Cabell Rives Berry (July 4, 1848 – August 27, 1910) was the Speaker of the Tennessee Senate from 1885 to 1887.

==Biography==
Berry was born in Amherst County, Virginia, on July 4, 1848. He was raised on a plantation and educated at Higginbotham Academy, a preparatory school of the University of Virginia.

At the age of 16 Berry joined the Confederate army and fought in the American Civil War, attached to Gray's Battery. After the war, Berry moved to Tennessee and worked for the Tennessee, Virginia, and Georgia Railroad. In 1868 he came to Middle Tennessee and taught in the Davidson County schools, after which he studied law in the office of John C. Burch, of Nashville, and was admitted to the bar. He then moved to Williamson County and was elected County Superintendent. In 1878, he married Mary Oden, daughter of Col. Thomas Oden of Williamson County.

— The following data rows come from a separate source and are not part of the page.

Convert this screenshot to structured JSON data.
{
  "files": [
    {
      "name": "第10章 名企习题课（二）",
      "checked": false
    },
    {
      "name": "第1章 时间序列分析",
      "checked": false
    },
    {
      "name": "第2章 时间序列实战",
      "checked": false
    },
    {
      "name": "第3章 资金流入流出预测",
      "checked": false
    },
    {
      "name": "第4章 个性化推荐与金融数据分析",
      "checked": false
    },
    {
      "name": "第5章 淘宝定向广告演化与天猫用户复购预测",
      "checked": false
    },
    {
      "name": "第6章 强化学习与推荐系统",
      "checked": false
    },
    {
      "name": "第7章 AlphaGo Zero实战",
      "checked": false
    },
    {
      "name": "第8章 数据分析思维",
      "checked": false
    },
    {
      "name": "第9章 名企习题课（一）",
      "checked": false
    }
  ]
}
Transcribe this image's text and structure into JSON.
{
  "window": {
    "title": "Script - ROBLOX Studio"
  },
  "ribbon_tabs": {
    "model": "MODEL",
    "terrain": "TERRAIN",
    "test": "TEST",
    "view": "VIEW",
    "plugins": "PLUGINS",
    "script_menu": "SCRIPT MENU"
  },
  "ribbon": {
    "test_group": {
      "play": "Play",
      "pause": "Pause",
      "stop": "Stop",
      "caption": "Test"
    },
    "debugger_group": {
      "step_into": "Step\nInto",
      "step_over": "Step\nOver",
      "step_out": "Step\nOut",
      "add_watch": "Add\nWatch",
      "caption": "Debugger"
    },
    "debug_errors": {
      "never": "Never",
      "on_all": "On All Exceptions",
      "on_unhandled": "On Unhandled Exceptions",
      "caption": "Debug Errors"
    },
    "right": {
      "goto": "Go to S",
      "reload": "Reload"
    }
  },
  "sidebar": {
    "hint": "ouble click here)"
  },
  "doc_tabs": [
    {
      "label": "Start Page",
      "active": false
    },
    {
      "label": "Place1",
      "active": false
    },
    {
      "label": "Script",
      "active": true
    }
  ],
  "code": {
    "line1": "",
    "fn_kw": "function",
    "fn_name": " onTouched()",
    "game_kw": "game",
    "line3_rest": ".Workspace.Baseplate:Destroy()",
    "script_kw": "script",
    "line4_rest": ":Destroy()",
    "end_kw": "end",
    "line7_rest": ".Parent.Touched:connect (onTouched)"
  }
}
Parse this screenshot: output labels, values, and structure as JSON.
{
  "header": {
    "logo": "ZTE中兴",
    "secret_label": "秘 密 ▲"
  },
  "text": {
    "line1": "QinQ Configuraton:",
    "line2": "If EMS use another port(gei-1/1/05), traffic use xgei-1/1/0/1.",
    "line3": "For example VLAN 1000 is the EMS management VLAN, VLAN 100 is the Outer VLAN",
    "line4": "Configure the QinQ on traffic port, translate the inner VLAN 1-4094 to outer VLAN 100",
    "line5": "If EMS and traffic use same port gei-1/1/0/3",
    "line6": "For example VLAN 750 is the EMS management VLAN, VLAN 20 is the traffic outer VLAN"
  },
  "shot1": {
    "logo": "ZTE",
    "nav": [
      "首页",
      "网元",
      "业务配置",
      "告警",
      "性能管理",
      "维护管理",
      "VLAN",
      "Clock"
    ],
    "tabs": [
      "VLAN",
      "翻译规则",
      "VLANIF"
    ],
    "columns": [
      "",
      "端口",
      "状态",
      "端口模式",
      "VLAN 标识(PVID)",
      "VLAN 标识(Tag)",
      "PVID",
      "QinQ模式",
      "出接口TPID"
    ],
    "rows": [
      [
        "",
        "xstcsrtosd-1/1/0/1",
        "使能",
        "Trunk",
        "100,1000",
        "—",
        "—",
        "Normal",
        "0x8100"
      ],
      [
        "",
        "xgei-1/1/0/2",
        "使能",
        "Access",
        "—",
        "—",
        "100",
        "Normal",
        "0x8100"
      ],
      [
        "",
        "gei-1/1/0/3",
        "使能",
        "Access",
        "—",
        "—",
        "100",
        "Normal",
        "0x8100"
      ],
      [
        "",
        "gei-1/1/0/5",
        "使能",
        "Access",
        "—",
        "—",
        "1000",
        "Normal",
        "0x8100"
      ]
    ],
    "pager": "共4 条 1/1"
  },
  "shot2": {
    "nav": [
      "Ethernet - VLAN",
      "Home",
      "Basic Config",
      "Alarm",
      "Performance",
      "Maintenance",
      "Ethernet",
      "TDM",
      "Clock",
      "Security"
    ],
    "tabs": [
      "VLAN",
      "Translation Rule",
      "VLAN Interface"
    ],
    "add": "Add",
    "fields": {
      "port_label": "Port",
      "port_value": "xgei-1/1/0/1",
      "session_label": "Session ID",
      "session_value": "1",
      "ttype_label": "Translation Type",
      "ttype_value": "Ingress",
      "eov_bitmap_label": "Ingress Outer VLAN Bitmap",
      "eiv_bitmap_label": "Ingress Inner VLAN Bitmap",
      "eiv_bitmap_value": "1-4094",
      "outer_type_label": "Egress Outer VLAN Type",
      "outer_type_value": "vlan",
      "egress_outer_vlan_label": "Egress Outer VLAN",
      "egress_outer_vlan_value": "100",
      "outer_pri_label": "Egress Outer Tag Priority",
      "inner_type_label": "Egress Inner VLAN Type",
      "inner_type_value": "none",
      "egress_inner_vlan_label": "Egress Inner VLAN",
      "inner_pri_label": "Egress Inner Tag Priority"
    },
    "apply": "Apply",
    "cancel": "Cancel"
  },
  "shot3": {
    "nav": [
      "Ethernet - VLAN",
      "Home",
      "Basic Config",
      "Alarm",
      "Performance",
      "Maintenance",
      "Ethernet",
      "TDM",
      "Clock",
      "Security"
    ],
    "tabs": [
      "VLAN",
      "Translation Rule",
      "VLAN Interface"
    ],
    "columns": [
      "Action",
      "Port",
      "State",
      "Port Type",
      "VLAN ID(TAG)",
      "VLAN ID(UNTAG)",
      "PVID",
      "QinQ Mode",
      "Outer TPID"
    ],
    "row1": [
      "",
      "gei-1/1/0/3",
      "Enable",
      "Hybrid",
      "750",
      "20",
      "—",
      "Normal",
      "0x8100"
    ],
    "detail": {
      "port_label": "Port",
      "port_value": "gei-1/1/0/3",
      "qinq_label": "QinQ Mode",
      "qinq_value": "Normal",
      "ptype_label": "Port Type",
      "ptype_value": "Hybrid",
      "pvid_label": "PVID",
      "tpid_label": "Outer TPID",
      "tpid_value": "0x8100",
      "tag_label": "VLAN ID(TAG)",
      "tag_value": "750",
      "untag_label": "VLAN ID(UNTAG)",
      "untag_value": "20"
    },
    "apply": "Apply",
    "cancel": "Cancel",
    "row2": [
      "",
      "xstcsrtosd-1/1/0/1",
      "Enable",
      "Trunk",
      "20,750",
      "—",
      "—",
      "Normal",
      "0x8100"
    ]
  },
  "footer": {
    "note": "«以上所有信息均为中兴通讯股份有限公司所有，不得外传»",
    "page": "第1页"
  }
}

Berry was elected to the Tennessee House of Representatives as a Democrat in 1883, representing Williamson and Maury Counties. In 1885, he was elected to the Tennessee Senate, where he was named as Speaker. He was one of the youngest members of the Senate when elected. He finished his term in 1887 and was then elected to a new term in 1889. Berry retired from the Senate in 1891 and then served three terms as mayor of Franklin, Tennessee. After serving as mayor, Berry continued to practice law until his death. He died at home in Franklin on August 27, 1910, and is buried at Mt. Hope Cemetery.